Spectroscopic Data as a Discretized Manifold

PHyicalTDA operates on datasets of the general form $I(\mathbf{q},\omega)$ where $\hbar\mathbf{q}$ denotes momentum transfer and $\hbar\omega$ denotes energy transfer.

In neutron scattering experiments, this intensity represents a measured spectral density which encodes the allowed collective excitations of the system. From the perspective of PHysicalTDA, the dataset is treated as:

  • A scalar field defined over a discretized parameter space
  • Independent of the microscopic oigin of the signal (phonons, magnons, continua, etc.)
  • A sampled representation of an underlying excitation manifold embedded in $(\mathbf{q},\omega)$ space

The Cubical Complex

Experimental datasets are naturally sampled on rectilinear grids due to detector geometry, binning, or interpolation. Accordingly, PHysicalTDA represents intensity data using a cubical complex:

  • Each voxel corresponds to a sampled vaue of $I(\mathbf{q},\omega)$
  • The grid defines adjacency relations used to construct the topological complex
  • The scalar field values are used to define a filtration over the complex

The cubical complex is preferred over simplicial meshes (Vietoris-Rips, alpha, etc.) because it preserves the native structure of experimental data and avoids unnecessary triangulation artifacts.

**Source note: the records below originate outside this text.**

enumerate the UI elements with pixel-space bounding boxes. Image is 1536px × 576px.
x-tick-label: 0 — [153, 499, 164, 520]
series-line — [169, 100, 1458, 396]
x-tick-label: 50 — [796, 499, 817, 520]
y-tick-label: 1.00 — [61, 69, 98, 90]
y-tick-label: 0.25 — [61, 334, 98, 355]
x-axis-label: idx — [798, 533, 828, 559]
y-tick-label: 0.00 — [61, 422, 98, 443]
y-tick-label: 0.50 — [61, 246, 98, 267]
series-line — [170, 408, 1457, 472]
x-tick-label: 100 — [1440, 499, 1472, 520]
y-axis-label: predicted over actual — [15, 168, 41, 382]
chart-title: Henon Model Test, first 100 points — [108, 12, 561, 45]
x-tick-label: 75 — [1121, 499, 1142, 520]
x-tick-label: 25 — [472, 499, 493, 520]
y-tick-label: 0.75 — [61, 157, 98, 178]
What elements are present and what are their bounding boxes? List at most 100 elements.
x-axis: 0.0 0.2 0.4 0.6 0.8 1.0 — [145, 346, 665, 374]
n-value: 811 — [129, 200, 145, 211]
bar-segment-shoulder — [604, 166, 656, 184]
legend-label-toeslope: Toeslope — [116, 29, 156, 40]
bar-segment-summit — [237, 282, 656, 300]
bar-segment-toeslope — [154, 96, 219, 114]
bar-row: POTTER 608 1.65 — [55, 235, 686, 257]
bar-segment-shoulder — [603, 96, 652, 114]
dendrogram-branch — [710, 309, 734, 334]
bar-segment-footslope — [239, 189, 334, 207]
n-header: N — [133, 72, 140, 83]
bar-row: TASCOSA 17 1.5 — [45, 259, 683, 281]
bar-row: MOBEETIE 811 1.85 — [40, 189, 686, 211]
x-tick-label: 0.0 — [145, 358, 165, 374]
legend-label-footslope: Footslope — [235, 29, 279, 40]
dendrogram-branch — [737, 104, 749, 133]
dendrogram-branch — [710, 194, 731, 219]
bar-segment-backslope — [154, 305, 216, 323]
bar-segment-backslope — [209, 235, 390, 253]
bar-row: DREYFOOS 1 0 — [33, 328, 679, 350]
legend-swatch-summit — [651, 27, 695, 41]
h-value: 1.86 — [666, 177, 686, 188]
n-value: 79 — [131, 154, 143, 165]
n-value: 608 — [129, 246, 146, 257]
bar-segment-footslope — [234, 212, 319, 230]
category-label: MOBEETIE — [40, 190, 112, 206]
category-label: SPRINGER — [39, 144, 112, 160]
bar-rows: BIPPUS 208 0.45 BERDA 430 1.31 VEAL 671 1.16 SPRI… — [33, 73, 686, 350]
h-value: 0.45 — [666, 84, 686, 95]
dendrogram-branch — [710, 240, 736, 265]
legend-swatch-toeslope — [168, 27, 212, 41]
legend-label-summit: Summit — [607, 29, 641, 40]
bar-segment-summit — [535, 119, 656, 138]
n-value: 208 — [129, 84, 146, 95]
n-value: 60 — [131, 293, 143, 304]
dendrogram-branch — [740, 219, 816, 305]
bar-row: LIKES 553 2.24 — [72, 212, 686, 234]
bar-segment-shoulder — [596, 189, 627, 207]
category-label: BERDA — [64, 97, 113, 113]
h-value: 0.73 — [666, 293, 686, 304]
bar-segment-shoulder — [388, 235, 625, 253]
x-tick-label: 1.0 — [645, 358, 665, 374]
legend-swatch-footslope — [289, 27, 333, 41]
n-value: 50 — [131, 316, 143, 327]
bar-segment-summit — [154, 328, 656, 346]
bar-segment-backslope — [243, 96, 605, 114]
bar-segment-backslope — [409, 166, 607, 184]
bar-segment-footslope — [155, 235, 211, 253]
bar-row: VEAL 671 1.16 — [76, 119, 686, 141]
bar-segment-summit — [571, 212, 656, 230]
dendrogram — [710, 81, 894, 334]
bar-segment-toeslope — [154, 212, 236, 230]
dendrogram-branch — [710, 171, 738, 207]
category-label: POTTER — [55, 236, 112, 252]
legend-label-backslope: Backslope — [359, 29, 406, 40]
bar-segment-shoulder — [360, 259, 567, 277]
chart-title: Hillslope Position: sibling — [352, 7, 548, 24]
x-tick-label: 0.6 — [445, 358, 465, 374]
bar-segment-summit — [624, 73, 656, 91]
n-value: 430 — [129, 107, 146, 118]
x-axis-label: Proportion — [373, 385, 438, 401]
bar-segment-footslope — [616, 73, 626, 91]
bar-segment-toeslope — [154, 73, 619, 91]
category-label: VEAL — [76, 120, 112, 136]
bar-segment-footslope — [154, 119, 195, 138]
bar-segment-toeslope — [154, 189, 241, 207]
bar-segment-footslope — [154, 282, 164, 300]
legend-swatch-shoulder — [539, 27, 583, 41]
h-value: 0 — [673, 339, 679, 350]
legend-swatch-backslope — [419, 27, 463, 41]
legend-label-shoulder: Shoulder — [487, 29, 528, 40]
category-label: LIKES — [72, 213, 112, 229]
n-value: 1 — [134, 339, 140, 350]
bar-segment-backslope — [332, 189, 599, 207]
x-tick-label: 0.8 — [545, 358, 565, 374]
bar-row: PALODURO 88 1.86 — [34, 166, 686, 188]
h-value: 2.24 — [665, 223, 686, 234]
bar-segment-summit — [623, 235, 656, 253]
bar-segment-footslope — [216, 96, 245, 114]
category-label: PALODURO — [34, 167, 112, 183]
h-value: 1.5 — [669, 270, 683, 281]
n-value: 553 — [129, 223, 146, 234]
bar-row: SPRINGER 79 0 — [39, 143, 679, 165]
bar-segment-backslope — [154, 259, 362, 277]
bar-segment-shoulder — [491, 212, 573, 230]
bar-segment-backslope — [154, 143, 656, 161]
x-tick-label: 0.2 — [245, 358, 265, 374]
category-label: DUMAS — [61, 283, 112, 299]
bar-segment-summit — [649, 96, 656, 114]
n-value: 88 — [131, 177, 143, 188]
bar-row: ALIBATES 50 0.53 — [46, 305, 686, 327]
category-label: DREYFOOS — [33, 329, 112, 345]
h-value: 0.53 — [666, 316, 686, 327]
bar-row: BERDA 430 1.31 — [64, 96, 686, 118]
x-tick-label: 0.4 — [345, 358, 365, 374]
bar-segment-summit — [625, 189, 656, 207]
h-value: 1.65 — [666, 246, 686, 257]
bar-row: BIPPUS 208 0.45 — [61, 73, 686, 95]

Filtrations on Intensity Data

Persistent homology is computed by applying a filtration to the cubical complex covering the intensity data. In PHysicalTDA:

  • Filtrations are either superlevel or sublevel
  • Persistence tracks when a topological feature appears and vanishes
  • Filtration parameters are chosen to be invariant under monotonic rescaling of intensity

This construction allows robust identification of topological features corresponding to excitation branches, gaps, continua, and intersections.

Excitation Manifolds

From a geometric perspective, dispersive excitations trace out lower-dimensional manifolds embedded in the higher-dimensional $(\mathbf{q},\omega)$ space. Persistent homology provides a way to characterize these structures without fitting dispersion relations or assuming symmetries. Topological features can describe connectivity of excitation branches, band merging/splitting, and the stability of features under noise/resolution effects.